Some examples of branded products to sell that many sellers would stay away from (breakables, large box sizes, saturated markets) but with enough passion, drive, and discipline, can turn into a viable business:

Simple household furniture – the cons here are that they must go to a non-sortable FC, so the FBA fees are higher, and these are expensive to produce now in China. So, source in Malaysia, Vietnam, or Indonesia, and voila! The costs now make sense.

 

Socks – if there is any example of a saturated market, socks are it. I would say socks are just as saturated as consumer electronics. But, there is always a market for unique and interesting socks, or socks with exceptional properties, such as soft hand feel wool socks, or thin and durable 100% Rayon from Bamboo socks. The key in a saturated market is to stand out – find Instagramers to feature your products, YouTube videos from fashionistas, Facebook ads to drive traffic, since on Amazon itself, the costs for PPC are too high in saturated markets.

Glass – glass is one of the oldest industries in the world, after stone tools, iron tools, and bricks/ceramics. Ball jars are one of the oldest and most respected glass brands in the US, and this entrepreneur has found a way to make this glass new. Selling glass or other breakables on e-commerce channels requires exceptionally good packaging. ISTA 3A is a must to ensure that the products can make it by either truck or air to their destination. I would recommend wood pulp molds in thick corrugate to ship something like glass. It also makes the product easier to return if a customer doesn’t like it, unlike bubble wrap which the customer damages while opening, and in the return process to the FC, the glass may become damaged and unsellable.

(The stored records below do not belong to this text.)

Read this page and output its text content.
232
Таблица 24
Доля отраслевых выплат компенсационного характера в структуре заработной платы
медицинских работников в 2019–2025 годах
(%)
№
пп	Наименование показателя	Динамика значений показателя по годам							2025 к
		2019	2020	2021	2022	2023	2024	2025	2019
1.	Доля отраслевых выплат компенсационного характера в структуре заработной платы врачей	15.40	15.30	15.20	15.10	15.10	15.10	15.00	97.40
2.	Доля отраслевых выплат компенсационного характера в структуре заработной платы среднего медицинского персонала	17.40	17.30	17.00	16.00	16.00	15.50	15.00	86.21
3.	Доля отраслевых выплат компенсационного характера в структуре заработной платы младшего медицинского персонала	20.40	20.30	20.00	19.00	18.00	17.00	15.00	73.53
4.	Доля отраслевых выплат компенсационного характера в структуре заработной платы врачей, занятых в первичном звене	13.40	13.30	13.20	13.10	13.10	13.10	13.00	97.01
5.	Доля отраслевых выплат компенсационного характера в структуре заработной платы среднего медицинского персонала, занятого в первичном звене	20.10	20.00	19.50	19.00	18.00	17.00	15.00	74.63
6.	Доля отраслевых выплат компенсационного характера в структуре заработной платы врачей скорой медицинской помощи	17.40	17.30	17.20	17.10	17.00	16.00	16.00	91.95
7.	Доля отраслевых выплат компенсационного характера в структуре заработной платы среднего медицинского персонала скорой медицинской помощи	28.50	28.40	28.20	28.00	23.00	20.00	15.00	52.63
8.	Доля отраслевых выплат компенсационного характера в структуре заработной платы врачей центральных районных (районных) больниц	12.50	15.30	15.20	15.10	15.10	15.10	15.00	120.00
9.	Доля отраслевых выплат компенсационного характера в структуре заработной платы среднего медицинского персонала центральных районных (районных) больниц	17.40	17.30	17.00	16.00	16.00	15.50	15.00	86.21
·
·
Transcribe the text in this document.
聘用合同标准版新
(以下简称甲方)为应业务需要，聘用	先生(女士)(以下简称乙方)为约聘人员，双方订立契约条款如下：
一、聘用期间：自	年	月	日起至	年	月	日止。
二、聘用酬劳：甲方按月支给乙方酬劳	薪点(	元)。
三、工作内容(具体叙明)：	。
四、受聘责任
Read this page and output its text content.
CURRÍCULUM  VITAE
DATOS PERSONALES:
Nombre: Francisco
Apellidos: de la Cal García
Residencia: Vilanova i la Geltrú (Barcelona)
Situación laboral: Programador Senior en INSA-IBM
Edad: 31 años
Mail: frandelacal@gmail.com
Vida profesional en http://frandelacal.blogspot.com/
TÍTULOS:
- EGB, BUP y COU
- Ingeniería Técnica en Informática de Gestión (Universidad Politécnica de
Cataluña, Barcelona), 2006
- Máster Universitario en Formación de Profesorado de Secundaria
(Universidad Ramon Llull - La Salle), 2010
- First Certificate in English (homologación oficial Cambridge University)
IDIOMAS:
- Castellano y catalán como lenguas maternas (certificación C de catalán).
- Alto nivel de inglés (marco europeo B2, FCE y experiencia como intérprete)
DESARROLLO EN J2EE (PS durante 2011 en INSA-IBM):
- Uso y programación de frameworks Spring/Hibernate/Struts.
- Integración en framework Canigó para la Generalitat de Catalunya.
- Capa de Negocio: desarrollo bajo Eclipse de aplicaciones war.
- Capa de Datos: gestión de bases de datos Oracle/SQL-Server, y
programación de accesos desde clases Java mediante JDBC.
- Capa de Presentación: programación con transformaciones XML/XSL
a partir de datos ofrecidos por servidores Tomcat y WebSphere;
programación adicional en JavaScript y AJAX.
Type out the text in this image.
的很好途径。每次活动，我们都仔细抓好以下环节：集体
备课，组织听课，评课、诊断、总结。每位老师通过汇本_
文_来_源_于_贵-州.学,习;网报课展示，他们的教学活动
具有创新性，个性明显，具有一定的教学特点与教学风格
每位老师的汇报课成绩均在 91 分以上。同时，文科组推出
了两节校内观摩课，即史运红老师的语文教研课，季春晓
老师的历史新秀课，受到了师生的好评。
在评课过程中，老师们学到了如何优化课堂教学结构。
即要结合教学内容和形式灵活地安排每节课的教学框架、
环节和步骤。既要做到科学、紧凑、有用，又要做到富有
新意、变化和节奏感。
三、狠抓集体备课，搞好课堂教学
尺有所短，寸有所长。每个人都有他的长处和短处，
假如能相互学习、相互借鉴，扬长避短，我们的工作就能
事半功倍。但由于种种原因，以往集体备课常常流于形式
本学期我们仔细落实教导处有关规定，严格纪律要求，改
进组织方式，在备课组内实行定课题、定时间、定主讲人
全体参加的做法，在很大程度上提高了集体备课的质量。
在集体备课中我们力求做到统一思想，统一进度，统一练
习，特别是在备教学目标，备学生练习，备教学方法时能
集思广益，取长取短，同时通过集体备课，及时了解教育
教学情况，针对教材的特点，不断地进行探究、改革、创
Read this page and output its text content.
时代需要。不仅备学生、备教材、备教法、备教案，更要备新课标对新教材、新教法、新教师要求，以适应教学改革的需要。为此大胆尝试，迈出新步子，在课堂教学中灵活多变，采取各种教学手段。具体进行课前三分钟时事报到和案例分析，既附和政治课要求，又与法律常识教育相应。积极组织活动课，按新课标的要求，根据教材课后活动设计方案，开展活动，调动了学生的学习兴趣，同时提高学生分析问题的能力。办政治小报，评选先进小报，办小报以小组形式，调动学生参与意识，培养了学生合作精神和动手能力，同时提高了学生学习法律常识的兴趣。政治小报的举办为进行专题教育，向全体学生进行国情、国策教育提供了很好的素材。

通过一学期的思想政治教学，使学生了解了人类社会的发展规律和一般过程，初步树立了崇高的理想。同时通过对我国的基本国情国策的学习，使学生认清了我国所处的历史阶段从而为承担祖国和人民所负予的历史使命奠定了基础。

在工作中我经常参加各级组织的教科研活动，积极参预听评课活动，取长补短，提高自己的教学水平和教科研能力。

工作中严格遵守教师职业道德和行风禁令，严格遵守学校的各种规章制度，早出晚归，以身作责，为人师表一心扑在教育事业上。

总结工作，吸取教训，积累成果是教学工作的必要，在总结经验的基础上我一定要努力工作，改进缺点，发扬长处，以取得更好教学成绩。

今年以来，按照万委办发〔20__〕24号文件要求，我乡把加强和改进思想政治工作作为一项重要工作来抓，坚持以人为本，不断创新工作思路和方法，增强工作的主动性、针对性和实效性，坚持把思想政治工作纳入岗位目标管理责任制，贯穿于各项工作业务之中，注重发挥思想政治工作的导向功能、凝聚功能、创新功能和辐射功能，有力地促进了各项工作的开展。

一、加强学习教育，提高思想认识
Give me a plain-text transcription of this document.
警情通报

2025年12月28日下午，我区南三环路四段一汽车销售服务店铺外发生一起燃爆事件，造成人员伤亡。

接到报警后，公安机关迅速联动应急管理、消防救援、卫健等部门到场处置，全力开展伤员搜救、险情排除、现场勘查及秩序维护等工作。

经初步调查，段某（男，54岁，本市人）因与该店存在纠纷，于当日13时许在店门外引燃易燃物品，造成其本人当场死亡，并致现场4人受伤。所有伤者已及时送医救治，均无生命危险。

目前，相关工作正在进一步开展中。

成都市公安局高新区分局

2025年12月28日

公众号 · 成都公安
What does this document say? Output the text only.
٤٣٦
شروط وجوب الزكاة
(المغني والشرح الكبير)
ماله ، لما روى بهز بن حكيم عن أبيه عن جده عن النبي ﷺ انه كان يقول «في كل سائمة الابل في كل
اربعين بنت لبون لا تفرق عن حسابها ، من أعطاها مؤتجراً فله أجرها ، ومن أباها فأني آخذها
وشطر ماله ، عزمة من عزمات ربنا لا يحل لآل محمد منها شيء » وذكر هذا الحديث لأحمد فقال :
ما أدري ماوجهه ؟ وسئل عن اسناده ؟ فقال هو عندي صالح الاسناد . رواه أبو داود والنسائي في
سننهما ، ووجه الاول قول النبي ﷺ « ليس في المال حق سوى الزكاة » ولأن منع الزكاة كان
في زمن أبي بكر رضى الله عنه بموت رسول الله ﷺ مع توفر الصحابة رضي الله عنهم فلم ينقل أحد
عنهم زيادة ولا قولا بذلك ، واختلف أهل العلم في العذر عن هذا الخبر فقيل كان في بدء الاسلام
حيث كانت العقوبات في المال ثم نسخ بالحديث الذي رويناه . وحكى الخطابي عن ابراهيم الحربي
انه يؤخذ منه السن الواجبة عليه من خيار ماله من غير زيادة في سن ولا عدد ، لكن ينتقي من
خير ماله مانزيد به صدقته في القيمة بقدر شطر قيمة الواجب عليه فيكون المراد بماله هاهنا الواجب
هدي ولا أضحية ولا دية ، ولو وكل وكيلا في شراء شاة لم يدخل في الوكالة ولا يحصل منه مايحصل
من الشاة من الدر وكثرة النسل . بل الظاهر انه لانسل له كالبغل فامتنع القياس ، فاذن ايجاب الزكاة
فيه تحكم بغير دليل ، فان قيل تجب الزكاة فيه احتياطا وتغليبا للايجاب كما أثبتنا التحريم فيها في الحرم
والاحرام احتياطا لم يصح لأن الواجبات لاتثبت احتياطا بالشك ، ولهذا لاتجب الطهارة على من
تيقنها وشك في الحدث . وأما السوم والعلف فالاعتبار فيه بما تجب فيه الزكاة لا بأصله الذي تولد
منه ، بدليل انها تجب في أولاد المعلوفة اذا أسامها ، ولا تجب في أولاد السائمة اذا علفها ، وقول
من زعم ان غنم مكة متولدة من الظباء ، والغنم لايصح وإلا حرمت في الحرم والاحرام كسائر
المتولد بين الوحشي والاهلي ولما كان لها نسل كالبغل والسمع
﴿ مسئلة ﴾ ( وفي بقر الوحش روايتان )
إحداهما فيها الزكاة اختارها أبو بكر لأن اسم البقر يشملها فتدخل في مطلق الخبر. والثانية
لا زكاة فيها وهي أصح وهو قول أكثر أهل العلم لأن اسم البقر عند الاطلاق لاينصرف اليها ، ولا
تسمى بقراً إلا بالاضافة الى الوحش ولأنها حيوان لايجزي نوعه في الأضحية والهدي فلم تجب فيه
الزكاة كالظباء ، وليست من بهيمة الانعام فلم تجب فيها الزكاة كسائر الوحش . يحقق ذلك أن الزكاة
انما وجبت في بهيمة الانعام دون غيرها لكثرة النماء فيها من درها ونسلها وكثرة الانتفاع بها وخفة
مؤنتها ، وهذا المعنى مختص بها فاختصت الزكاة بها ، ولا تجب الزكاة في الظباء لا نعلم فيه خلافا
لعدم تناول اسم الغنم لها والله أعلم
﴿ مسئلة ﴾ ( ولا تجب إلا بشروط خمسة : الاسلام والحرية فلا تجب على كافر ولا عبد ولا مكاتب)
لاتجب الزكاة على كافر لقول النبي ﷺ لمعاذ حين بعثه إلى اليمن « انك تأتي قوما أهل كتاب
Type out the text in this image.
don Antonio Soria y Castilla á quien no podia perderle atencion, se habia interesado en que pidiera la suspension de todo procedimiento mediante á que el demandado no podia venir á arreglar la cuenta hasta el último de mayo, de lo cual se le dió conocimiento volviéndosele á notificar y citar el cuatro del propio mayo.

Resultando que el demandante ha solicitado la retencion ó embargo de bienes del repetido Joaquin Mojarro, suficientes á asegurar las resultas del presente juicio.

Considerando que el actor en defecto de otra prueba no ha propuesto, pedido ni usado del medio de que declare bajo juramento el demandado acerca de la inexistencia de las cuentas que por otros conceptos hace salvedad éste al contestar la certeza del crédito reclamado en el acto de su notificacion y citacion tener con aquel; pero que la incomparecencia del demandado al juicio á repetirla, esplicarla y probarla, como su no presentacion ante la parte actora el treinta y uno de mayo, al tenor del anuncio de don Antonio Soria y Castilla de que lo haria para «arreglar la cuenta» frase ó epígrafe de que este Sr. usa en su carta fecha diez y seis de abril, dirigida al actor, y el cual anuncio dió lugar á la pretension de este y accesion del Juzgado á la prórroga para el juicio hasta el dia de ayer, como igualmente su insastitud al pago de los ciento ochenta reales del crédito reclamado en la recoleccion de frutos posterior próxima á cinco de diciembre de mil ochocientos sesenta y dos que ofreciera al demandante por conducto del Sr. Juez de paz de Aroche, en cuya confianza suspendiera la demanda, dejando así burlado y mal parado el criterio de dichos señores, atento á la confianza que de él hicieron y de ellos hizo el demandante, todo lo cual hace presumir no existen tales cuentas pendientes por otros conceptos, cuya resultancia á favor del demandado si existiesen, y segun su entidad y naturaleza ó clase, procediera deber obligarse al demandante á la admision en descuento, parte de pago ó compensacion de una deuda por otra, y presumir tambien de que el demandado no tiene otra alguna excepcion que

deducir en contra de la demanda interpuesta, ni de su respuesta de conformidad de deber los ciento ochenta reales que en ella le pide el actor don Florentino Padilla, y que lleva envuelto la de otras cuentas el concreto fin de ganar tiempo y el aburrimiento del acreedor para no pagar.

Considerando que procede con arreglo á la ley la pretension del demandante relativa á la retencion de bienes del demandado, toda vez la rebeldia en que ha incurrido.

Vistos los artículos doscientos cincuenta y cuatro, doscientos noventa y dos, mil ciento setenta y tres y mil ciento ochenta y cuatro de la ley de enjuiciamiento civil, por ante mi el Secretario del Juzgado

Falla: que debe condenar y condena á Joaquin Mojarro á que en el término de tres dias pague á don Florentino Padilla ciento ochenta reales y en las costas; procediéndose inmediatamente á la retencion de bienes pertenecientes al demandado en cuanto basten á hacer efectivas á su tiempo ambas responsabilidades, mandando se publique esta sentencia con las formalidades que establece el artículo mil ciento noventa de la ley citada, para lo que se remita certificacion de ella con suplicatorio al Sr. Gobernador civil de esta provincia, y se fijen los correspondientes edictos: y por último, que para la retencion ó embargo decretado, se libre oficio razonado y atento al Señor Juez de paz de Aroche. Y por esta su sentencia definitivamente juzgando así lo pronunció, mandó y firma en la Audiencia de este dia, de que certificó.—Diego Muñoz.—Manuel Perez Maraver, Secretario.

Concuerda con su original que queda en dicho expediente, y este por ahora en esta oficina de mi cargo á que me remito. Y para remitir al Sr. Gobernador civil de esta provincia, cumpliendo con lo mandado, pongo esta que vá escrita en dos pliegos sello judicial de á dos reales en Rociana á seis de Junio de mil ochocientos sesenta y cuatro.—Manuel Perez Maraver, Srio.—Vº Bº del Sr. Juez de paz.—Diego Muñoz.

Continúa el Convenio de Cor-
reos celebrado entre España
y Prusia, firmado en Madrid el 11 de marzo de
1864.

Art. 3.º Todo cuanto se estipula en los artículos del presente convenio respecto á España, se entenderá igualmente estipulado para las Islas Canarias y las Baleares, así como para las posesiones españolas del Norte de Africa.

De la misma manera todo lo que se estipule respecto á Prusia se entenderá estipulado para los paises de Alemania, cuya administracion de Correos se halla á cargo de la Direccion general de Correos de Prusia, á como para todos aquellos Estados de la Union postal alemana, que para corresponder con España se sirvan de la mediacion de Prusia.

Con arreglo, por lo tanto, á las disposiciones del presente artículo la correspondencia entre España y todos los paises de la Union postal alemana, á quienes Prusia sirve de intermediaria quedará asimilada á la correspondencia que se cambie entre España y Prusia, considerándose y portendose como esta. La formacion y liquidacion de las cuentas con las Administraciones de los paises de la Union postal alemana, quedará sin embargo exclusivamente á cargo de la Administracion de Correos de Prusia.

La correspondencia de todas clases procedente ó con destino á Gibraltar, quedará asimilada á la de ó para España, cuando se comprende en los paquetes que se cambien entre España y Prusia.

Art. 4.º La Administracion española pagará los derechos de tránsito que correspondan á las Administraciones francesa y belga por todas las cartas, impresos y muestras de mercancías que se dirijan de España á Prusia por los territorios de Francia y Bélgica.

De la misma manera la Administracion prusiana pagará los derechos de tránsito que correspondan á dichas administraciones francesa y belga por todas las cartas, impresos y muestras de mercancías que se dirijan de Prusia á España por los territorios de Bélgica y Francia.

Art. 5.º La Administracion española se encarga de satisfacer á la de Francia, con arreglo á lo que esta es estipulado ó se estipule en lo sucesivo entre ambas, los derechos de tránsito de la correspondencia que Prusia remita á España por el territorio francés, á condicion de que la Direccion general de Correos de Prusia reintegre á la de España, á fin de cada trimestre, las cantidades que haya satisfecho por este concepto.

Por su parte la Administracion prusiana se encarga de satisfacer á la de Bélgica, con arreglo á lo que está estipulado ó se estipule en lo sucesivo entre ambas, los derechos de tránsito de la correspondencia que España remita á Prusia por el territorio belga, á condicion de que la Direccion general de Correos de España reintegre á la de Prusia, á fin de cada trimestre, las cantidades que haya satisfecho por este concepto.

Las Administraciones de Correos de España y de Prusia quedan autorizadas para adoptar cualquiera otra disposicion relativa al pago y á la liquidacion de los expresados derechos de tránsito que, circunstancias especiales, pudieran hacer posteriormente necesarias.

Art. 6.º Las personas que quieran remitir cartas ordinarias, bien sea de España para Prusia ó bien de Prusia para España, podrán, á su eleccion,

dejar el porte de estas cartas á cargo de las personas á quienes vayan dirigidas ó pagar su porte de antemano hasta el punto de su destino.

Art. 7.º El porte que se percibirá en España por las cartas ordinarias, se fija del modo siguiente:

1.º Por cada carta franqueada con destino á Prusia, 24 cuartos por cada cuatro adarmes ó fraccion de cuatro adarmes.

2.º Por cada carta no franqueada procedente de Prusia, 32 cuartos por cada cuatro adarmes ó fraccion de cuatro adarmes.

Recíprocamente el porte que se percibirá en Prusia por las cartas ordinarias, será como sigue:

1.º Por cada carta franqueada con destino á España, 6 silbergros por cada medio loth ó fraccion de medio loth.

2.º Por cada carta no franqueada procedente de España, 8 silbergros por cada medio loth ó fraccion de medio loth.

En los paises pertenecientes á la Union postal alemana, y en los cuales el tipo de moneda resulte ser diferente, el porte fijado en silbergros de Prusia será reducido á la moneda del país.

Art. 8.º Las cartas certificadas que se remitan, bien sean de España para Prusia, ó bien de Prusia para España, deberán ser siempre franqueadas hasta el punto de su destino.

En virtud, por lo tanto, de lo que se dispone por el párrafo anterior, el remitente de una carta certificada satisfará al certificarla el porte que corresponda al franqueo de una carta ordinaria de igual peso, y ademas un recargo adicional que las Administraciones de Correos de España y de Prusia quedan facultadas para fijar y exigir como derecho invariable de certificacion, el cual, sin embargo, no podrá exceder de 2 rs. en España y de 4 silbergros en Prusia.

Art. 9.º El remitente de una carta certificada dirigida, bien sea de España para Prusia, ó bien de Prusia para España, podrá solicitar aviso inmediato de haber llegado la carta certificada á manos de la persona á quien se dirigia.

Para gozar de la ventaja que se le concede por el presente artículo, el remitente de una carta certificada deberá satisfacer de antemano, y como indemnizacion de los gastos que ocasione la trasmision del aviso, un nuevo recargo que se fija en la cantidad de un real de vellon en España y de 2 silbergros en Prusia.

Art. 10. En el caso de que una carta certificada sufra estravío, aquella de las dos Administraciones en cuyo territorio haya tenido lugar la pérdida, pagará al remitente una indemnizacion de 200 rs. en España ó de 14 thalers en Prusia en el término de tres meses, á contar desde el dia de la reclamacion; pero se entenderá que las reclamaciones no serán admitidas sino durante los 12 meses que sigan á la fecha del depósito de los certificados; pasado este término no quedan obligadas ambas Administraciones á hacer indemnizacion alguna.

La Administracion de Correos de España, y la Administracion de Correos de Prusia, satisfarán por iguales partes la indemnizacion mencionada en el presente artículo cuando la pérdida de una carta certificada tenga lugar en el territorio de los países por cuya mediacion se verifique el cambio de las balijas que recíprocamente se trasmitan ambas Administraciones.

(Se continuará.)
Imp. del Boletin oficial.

In the end, the “perfect product” is the one that you want to sell, that you have the funds to invest in to develop, test, and launch, and that meets your criteria for profitability. Otherwise, there are no other rules about perfection.

About the Author
I got my first job at Amazon because of my German language skills from my Master’s in History. Take that, people who said I’d never get a good job with my liberal arts degree! I soon learned that I’m not good at taking orders and started my MBA coursework at Seattle University.

After more than seven years at Amazon in Fraud/Transaction Risk and Product Compliance & Sustainability, I left to spend more time with my husband and two beautiful children and launch my own business. Unfortunately, I thought I needed more stability and went back to Amazon while my talented and capable husband led the company from December 2016 to June 2017. But Amazon no longer fit me, or I didn't fit it anymore. I decided stability was overrated and I am so grateful to be back doing what I love!

In my not significant free time, I do fiber crafts such as spinning, crocheting, and embroidery, and I have been in a community band since 2009, playing French Horn, Trombone, or Euphonium depending on the band’s needs that season.